Fonte:
Moked.it
Autore:
David Meghnagi
La definizione Ihra di antisemitismo
La definizione di antisemitismo dell’Ihra non nasce nel vuoto. È il frutto di un processo complesso e sfaccettato che ha richiesto anni e che ad un certo momento ha reso ineludibile la questione delle nuove forma di antisemitismo, non quelle di tipo tradizionale legate alla persistenza dei pregiudizi religiosi di matrice cristiana, o di tipo razzista a cui la tragedia della Seconda guerra mondiale ha tolto la rispettabilità di un tempo. Ma di un antisemitismo di tipo nuovo declinato come antisionismo e che ha come sfondo la demonizzazione di Israele, la sua delegittimazione come nazione, la sua trasformazione in uno Stato paria perennemente messo in discussione e giudicato secondo standard che non si applicherebbero a nessuno altro Stato. Nella definizione non è messo in discussione, come falsamente alcuni affermano, il diritto alla critica politica di questo o di quel governo israeliano. Il diritto alla critica è il sale della democrazia e in Israele se ne fa ampiamente uso. Il fatto stesso di doverlo ogni volta ripetere è la spia di un problema politicamente e culturalmente irrisolto. Si parla qui dell’uso politico ossessivo di un doppio standard che coinvolge l’intera storia del Paese, una sorta di “colpa originaria” da cui ci si può emendare solo con l’abiura, e che ricorda da vicino il più antico degli anatemi religiosi contro gli ebrei.

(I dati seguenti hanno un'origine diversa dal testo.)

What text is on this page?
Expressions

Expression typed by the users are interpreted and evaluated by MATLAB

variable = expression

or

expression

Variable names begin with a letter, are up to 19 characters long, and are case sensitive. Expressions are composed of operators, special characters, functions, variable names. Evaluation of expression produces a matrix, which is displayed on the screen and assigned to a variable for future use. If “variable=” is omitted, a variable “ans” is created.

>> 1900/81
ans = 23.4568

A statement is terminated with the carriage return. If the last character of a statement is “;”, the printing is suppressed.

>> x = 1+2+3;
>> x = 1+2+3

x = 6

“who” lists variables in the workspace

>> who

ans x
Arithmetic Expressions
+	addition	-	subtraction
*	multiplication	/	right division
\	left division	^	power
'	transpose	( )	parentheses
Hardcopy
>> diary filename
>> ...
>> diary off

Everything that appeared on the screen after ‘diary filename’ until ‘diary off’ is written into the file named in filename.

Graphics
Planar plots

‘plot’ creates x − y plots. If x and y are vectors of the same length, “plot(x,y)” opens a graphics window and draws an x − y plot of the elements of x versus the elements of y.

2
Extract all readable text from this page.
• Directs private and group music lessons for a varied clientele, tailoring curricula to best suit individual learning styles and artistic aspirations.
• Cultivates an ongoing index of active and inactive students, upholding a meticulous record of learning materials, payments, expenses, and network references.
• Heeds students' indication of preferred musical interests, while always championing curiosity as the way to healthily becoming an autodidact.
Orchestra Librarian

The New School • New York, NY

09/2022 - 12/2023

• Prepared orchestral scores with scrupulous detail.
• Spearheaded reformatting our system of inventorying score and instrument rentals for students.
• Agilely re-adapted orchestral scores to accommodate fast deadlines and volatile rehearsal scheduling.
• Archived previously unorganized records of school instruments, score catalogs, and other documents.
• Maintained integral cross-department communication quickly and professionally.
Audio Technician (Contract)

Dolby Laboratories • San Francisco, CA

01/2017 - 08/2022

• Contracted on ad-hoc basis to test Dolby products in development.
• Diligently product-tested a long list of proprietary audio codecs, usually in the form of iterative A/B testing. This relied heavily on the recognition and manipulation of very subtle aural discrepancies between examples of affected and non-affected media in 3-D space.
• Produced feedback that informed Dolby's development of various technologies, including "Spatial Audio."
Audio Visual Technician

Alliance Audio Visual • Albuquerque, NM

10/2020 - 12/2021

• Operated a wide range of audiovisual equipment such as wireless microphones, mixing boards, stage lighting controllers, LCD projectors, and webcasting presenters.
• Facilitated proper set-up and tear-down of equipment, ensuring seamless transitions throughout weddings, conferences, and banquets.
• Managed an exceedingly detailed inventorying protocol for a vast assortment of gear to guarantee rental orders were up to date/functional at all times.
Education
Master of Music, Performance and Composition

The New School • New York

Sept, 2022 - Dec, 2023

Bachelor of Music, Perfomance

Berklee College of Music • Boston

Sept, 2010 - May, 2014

Per decenni questo aspetto cruciale del nuovo antisemitismo è stato largamente eluso, negato o derubricato, come se la necessità di proteggere da attentati terroristi le sinagoghe e le scuole ebraiche in Europa, ventiquattro ore su ventiquattro, potesse essere considerato un fatto normale, e non il segno di qualcosa di inaccettabile che preannunciava sviluppi ben più devastanti, come è poi accaduto.
La necessità di una definizione è venuta a maturazione tra il 2015 e il 2016 con l’ascesa dell’Isis e la catena di attentati terroristici in Europa, che univano in un unicum indifferenziato l’odio per gli ebrei, per la civiltà occidentale e per Israele, con la mattanza e la conversione forzata dei cristiani e delle minoranze yazide nel Vicino Oriente. Chiudere gli occhi di fronte a un processo che rischiava di minare alle basi le condizioni stesse della convivenza religiosa e culturale in Europa, non era più possibile.
In questo nuovo clima, nel 2016 a Bucarest, è stata adottata una definizione operativa di antisemitismo che fungesse da orientamento per le istituzioni e per gli operatori culturali e per la politica. Una definizione che nelle parole dello storico Yehuda Bauer, che l’ha sostenuta, non ha una pretesa scientifica esaustiva, né vuole averla. Per sviscerare sul piano scientifico e accademico un problema che ha attraversato la storia per millenni ci vorrebbe ben altro. La definizione di antisemitismo dell’Ihra ha una funzione operativa, di orientamento politico e culturale. Non è un testo giuridico. Non potrebbe esserlo, né vuole esserlo. Non può essere calata direttamente in un ordinamento, né pretende di farlo. È una forma di soft law, una definizione da utilizzare con saggezza e che dovrebbe ispirare l’azione e orientare le scelte delle istituzioni e della politica.
La definizione è suddivisa in due parti. Un preambolo molto generico in cui si parla di “percezione” (un termine che è stato giustamente criticato per la sua indeterminatezza), che non per caso è stata quella che ha sollevato minori opposizioni da parte dei governi, ed una seconda parte costituita da undici indicatori che ne costituiscono il vero nucleo e aiutano guardare dentro i luoghi comuni del pregiudizio: non solo quelli legati alla storia dell’antisemitismo religioso di matrice religiosa cristiana e quello di stampo razzista, su cui all’interno della cultura democratica, dopo le tragedie della Seconda guerra mondiale e gli sviluppi della cultura post conciliare, esiste una larga convergenza di vedute. Ma le forme nuove che in forme diverse possono falsamente e perversamente ammantarsi di antirazzismo.